Founder - ClimateInColour
Within the last decade the field of ecoacoustics – which you can think of as ‘shazam for nature’ – has becoming a popular and important tool for wildlife monitoring and biodiversity conservation, facilitated by falling hardware costs and advances in machine learning techniques. Ecoacoustic research has been significantly supported by the expertise
and labour of citizen scientists, bird enthusiasts and crowdsourcers Yet, there remain few documented approaches to justice-oriented participation, especially in the tropics where regions of high biodiversity and the lands and livelihoods of Indigenous and Local communities (IPLC’s) often overlap. With already existing tensions and discrimination
within conservation research and practice where Indigenous and Local communities are concerned, computational methods and devices, such as ecoacoustic sensors, can compound and widen the disconnect between conservation projects and forest-dwelling communities, weakening important links to essential local knowledge and limiting the opportunity for effective, equitable and sustainable conservation interventions. My work looks to understand how participatory and justice-led methods of AI, data and technology, and conservation practice can lead to culturally appropriate, equitable, pluralistic and mutually beneficial technologies for conservation.

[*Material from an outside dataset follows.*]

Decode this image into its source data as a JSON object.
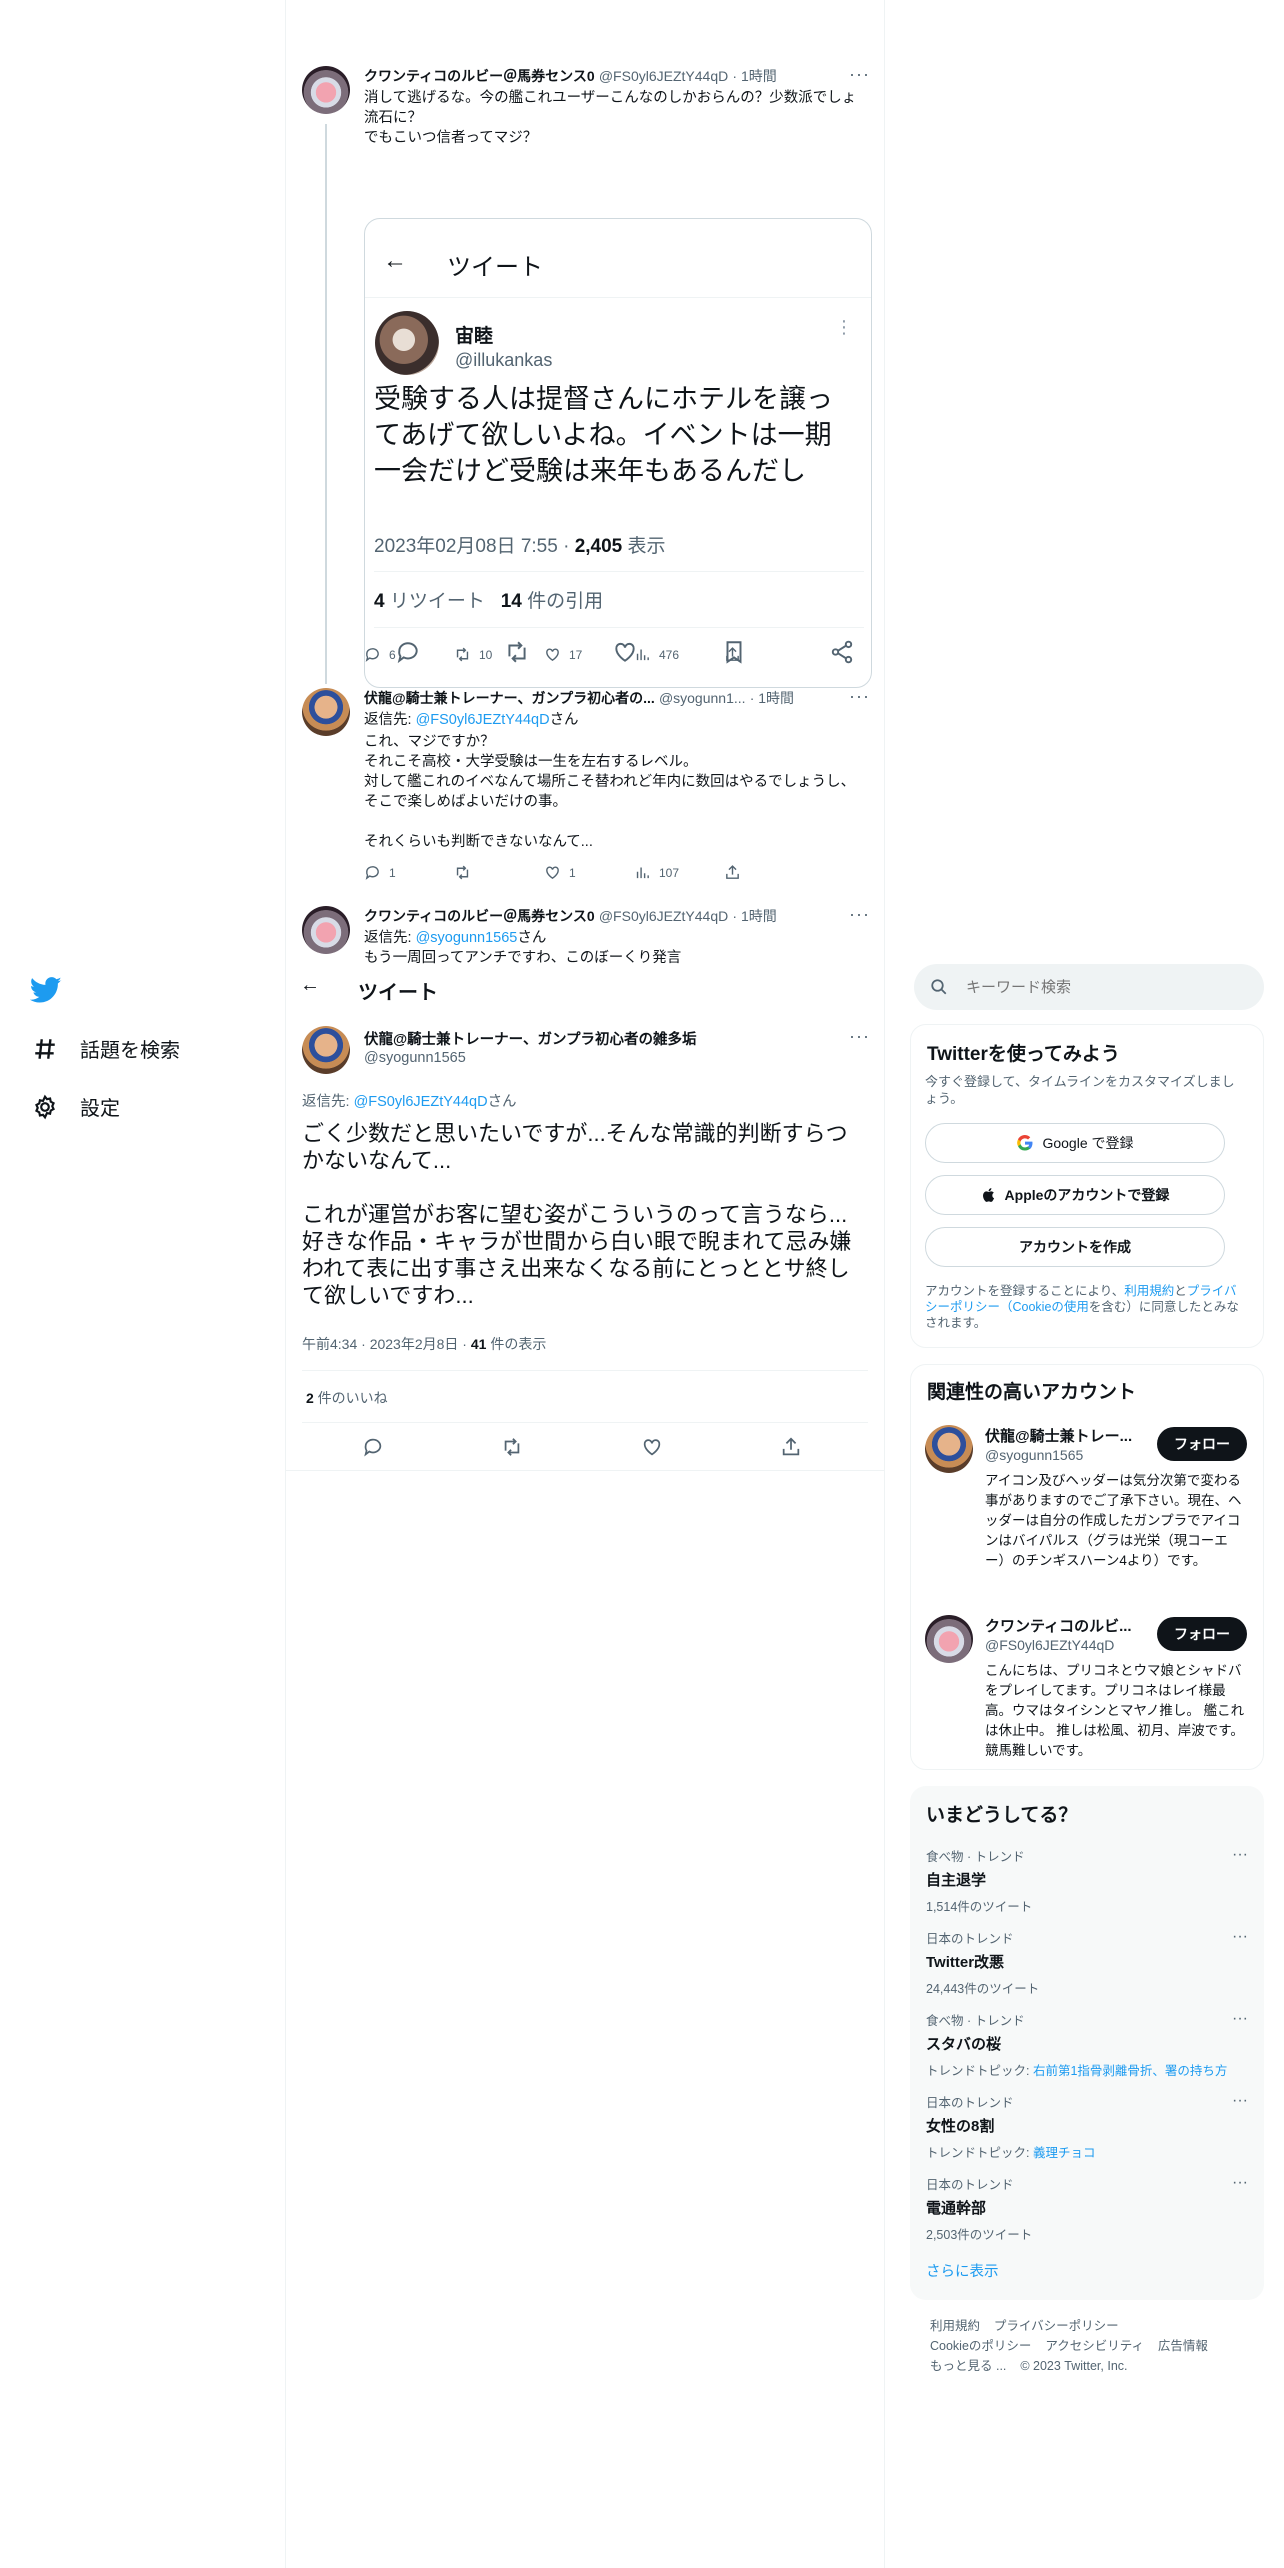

Joycelyn is an award winning environmental justice researcher and educator. Her PhD research centres on the co-design of justice-led conservation technologies, specifically bioacoustics, for the conservation of tropical forest ecosystems, working with rural forest-fringe communities that are commonly excluded from conservation and technology research. Her scholarly work employs ethnographic, participatory design, and machine learning methods in order to contribute learnings and practices to the emerging field of Conservation Data Justice. She has presented her work to a wide range of audiences, most recently through her TEDxLondon Talk. She is also the founder of ClimateInColour, an online education platform and community for the climate curious, making climate conversations more accessible, diverse and hopeful. Through ClimateInColour, Joycelyn has made accessible the topics of climate justice, climate colonialism, activism, creativity and systems change in a wide variety of forums on and offline, including platforms such as Meta, The United Nations Geneva Dialogues, Greenpeace, Channel 4, Chatham House and Oxford University. She was 2022’s winner of the Emerging Designer London Design Medal and was featured in British Vogue’s December 2023 ‘Forces for Change’ Issue. Most recently, she has been listed as one of Pique Action and Harvard Chan C-CHANGE’s 2024 Climate Creators to Watch.